Buna tam olarak ne dendiğinden emin değilim fakat ılımanlık önyargısı/argümanı veya statükocu siyaset denilebilir gibi geliyor. İlk bakışta mantıklı gelen bir söylem, sıkça da tekrarlanıyor. Fakat gerçekler farklı bir şeye işaret ediyor. Elbette, ılıman siyasetin işe yaradığı durumlar var fakat tarihte bu söylemin dışına çıkmış ve başarılı olmuş hareketler de var. Bunlar radikal siyasete sahip hareketlerdir. Radikal siyaset, bir tanıma göre, bir toplumu veya siyasi sistemi sosyal değişim, yapısal değişim, devrim veya radikal reformlarla değiştirmeyi amaçlayan siyasettir. Barışçıl veya şiddetli olabilir. İki türlü de, toplumdaki yaygın kabullere ve yapılara meydan okur.

Bu açıdan bakıldığında, Shingeki no Kyojin’in toplumsal veya siyasi bir değişiklik sağlamakta yegane yolun ılımlı statükocu siyaset olduğunu öne süren anlayışa karşı çıktığı, radikalize olmuş bir azınlığın da bunu başarabileceğini gösteren bir anlatı sunduğu söylenebilir.

Bu yazının iki tane hedefi var. İlk olarak, Yeageristlerin yükselişini inceleyerek, Shingeki no Kyojin’in bu mantığa karşı çıktığı, bir azınlığın radikalizasyonunun işe yaradığı bir hikaye sunduğu anlatılmaya çalışılacak. İkinci olaraksa, gerçek dünyadan örnekler verilerek, Shingeki no Kyojin’in bu anlatısının içine yerleştiği ekol olabildiğince açıklanacak. Amaç etik bir yargılamada bulunmak değil fakat empirik olarak, yani somut kanıtlarla gösterilebilir bir şekilde, Yeagerist anlatısını ve onun içine girdiği siyasi akımı incelemektir.

Bu yazı bir edebi okumadır. Yani bu konuların başka bir şekilde ele alınamayacağı iddia edilmiyor. Lakin, belli bir açıdan bakınca, bu resmin görüldüğü öne sürülüyor. Bu bakış açısına katılınmasa bile, hikayenin içerdiği temaları ve öğeleri esnek bir şekilde ele almanın yararlı olacağı şüphe götürmez.

Yeageristlerin Stratejisi

Yeageristleri stratejik olarak incelediğimizde, belli özelliklere sahip olduklarını görüyoruz.

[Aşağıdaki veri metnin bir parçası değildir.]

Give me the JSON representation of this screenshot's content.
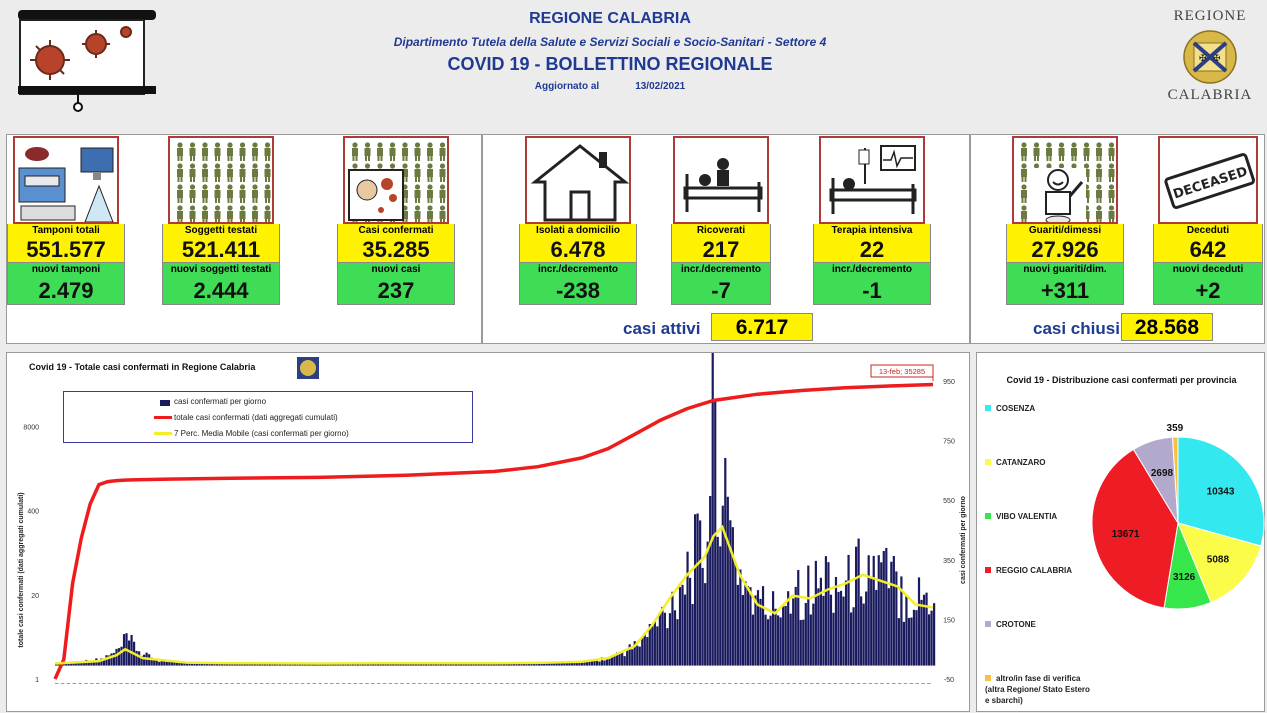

Öncelikle, herkesi, hatta çoğunluğu kazanmaya çalışmıyorlar. En azından kısa vadeli bir hedef olarak bunu belirlemiyorlar. Bunun sebebi, buna ihtiyaç duymamalarıdır. Kendi planlarını gerçekleştirecek, kendisini adamış bir azınlığa sahip olmak onlar için yeterli. Sonuçta, Paradis yönetimini ele geçirme planları için çoğunluğun desteği gerekmiyordu. Bunun yerine, stratejik yerlere ulaşımı olan kişilere ihtiyaçları vardı. Örneğin, Kumandan Zackly’yi bombalayacak veyahut Paradis yönetimindeki üst rütbelilere enfekte şarapları verecek kişilere. Bu sebeple, Yeageristler, ılıman bir siyaseti benimsemediler.

Yeageristlerin istediği değişimi gerçekleştirmek için ihtiyaç duyduğu kendisini adamış azınlığın bağlılığını elde etmek için, onları ortak bir hedefe ve ideallere inandırması gerekiyordu. Bu noktada, Paradis’in karşılaştığı varoluşsal tehdide karşı harekete geçmek ve Eldialı kimliğiyle imparatorluğu geri getirmek temel birer rol oynadı. Hem ölüm kalım felsefesini benimseyerek hem de emperyalist bir rüyaya ve ideallere inanarak, Yeageristler, kendilerine kattıkları kişileri radikalize etmişti. Böylelikle onlara savunacakları ve değer verecekleri bir ideal ve kovalayacakları bir hedef verilmiş oldu.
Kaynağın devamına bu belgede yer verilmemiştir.